Sending nude photos and sexual videos via cell phone (called "sexting") is a fast-growing and dangerous trend among youths. And with spring breaks upon us, YouTube won’t be the only one streaming videos during these juvenile siestas.
Sexting is not new, but it is on the rise. Cases are bubbling up all over the country. Just this past week in Virginia, at least two Spotsylvania County students were facing child pornography charges in a sexting case. The naked images of three girls (including an elementary-school student) were discovered on seven phones and traced back to the two accused students.
Last month, high-school girls in Greensburg, Pa., also were charged with child pornography after they sent semi-nude photos of themselves to male classmates.
Other similar incidents have resulted in charges in Ohio, Kentucky, Wisconsin, Georgia and Florida. Law enforcement has been called out recently to investigate sexting-related crimes by dozens of teens in many states across the nation.
And sexting is not just a male-dominant problem. A new national survey says that at least one-fifth of all youths have sent nude or explicit photos or videos of themselves via cell phone or have posted such images online.
Most astonishing, sexting is becoming a normative part of the dating scene and protocol among youngsters. Marian Merritt, who is Symantec’s Internet safety advocate, writes and speaks about issues impacting the online security and safety of kids and families. She writes:
"Teens believe taking and sharing the sexy photo of themselves is a natural progression point in a romantic relationship. It’s not just ‘step 1, hold hands; step 2, kiss’. Now it’s ‘step 1. Friend on social network; step 2. Chat on IM or text; 3. Send sexy photos.’ Crazy!"
So who’s responsible? That’s easy. First, there’s the juvenile committing the crime. But there are two other culprits, as well — accomplices to these acts. Who’s providing the electronic devices? Who pays the phone bills? Whose names are on the plans? And what examples are these guardians setting as those who frown upon pornography? And thirdly, there’s a culture that is moving away from moral absolutes, and that includes calling pornography wrong and even a sin.

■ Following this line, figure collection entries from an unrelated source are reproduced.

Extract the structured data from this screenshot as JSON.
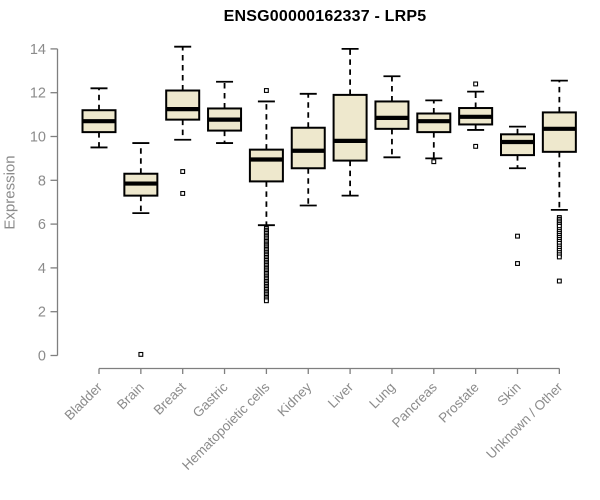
{
  "chart_data": {
    "type": "boxplot",
    "title": "ENSG00000162337 - LRP5",
    "xlabel": "",
    "ylabel": "Expression",
    "ylim": [
      0,
      14
    ],
    "yticks": [
      0,
      2,
      4,
      6,
      8,
      10,
      12,
      14
    ],
    "grid": false,
    "legend": "none",
    "colors": {
      "box_fill": "#EEE8CD",
      "box_stroke": "#000000",
      "axis": "#7F7F7F",
      "tick_labels": "#8B8B8B",
      "title": "#000000",
      "outlier_fill": "#FFFFFF"
    },
    "categories": [
      "Bladder",
      "Brain",
      "Breast",
      "Gastric",
      "Hematopoietic cells",
      "Kidney",
      "Liver",
      "Lung",
      "Pancreas",
      "Prostate",
      "Skin",
      "Unknown / Other"
    ],
    "series": [
      {
        "category": "Bladder",
        "whisker_low": 9.5,
        "q1": 10.2,
        "median": 10.7,
        "q3": 11.2,
        "whisker_high": 12.2,
        "outliers": []
      },
      {
        "category": "Brain",
        "whisker_low": 6.5,
        "q1": 7.3,
        "median": 7.85,
        "q3": 8.3,
        "whisker_high": 9.7,
        "outliers": [
          0.05
        ]
      },
      {
        "category": "Breast",
        "whisker_low": 9.85,
        "q1": 10.77,
        "median": 11.25,
        "q3": 12.1,
        "whisker_high": 14.1,
        "outliers": [
          8.4,
          7.4
        ]
      },
      {
        "category": "Gastric",
        "whisker_low": 9.7,
        "q1": 10.27,
        "median": 10.77,
        "q3": 11.28,
        "whisker_high": 12.5,
        "outliers": []
      },
      {
        "category": "Hematopoietic cells",
        "whisker_low": 5.95,
        "q1": 7.95,
        "median": 8.95,
        "q3": 9.4,
        "whisker_high": 11.6,
        "outliers": [
          12.1,
          5.8,
          5.72,
          5.65,
          5.58,
          5.5,
          5.43,
          5.36,
          5.28,
          5.21,
          5.14,
          5.06,
          5.0,
          4.92,
          4.85,
          4.78,
          4.7,
          4.63,
          4.56,
          4.48,
          4.41,
          4.34,
          4.26,
          4.19,
          4.12,
          4.04,
          3.97,
          3.9,
          3.82,
          3.75,
          3.68,
          3.6,
          3.53,
          3.46,
          3.38,
          3.31,
          3.24,
          3.16,
          3.09,
          3.02,
          2.94,
          2.87,
          2.8,
          2.72,
          2.65,
          2.58,
          2.5
        ]
      },
      {
        "category": "Kidney",
        "whisker_low": 6.85,
        "q1": 8.55,
        "median": 9.35,
        "q3": 10.4,
        "whisker_high": 11.95,
        "outliers": []
      },
      {
        "category": "Liver",
        "whisker_low": 7.3,
        "q1": 8.9,
        "median": 9.8,
        "q3": 11.9,
        "whisker_high": 14.0,
        "outliers": []
      },
      {
        "category": "Lung",
        "whisker_low": 9.05,
        "q1": 10.35,
        "median": 10.85,
        "q3": 11.6,
        "whisker_high": 12.75,
        "outliers": []
      },
      {
        "category": "Pancreas",
        "whisker_low": 9.0,
        "q1": 10.2,
        "median": 10.7,
        "q3": 11.05,
        "whisker_high": 11.65,
        "outliers": [
          8.85
        ]
      },
      {
        "category": "Prostate",
        "whisker_low": 10.3,
        "q1": 10.55,
        "median": 10.9,
        "q3": 11.3,
        "whisker_high": 12.05,
        "outliers": [
          12.4,
          9.55
        ]
      },
      {
        "category": "Skin",
        "whisker_low": 8.55,
        "q1": 9.15,
        "median": 9.75,
        "q3": 10.1,
        "whisker_high": 10.45,
        "outliers": [
          5.45,
          4.2
        ]
      },
      {
        "category": "Unknown / Other",
        "whisker_low": 6.65,
        "q1": 9.3,
        "median": 10.35,
        "q3": 11.1,
        "whisker_high": 12.55,
        "outliers": [
          6.3,
          6.22,
          6.14,
          6.06,
          5.98,
          5.9,
          5.75,
          5.66,
          5.57,
          5.48,
          5.39,
          5.3,
          5.21,
          5.12,
          5.0,
          4.9,
          4.8,
          4.7,
          4.6,
          4.5,
          3.4
        ]
      }
    ]
  }
}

So are your kids or grandkids involved in or at risk of sexting? Are they practicing safe cell phoning? Merritt advises parents and guardians to ask their kids these five questions to protect them from this latest strain of cyberporn:
"1. Give me a tour of your cell phone. Any cool features or tricks you can do with your cell phone?
"2. Show me how you take a photo with the phone. How do you send it to another email or phone?
"3. Where do you save the photos? Show me what you’ve got saved. …
"4. Has anyone ever sent or shown you a sexy photo of themselves or someone else?
"5. Anyone ever asked for your photo? If yes, how did you handle it? If no, what would you do and why?"
How can we stop a sexting proliferation? First, parents no longer should pass out cell phones like pancakes to their families, and parents should monitor how the phones are used. Guardians need to reconsider purchasing cell phones for communication and security when children are using them for seduction and porn. Teens need to be educated about sexual illegalities and immoralities and reminded that if convicted of child pornography crimes, they could face felony consequences and see the words "sex offender" on their juvenile records.
We might live in a technological wonderland, but that doesn’t mean it’s good to eat from all of its fruits. Most especially, we never should throw up our hands in surrender to marketing and peer pressure to give our kids everything the Joneses have, especially when those things expose them to others’ exposing themselves. As a wise man said many centuries ago (well, sort of), "If your cell phone causes you to stumble, cut it off from your family’s communication plan."
It’s time not only to answer the question "do you know where your kids are this spring break?" but also to know what they’re doing with their cell phones.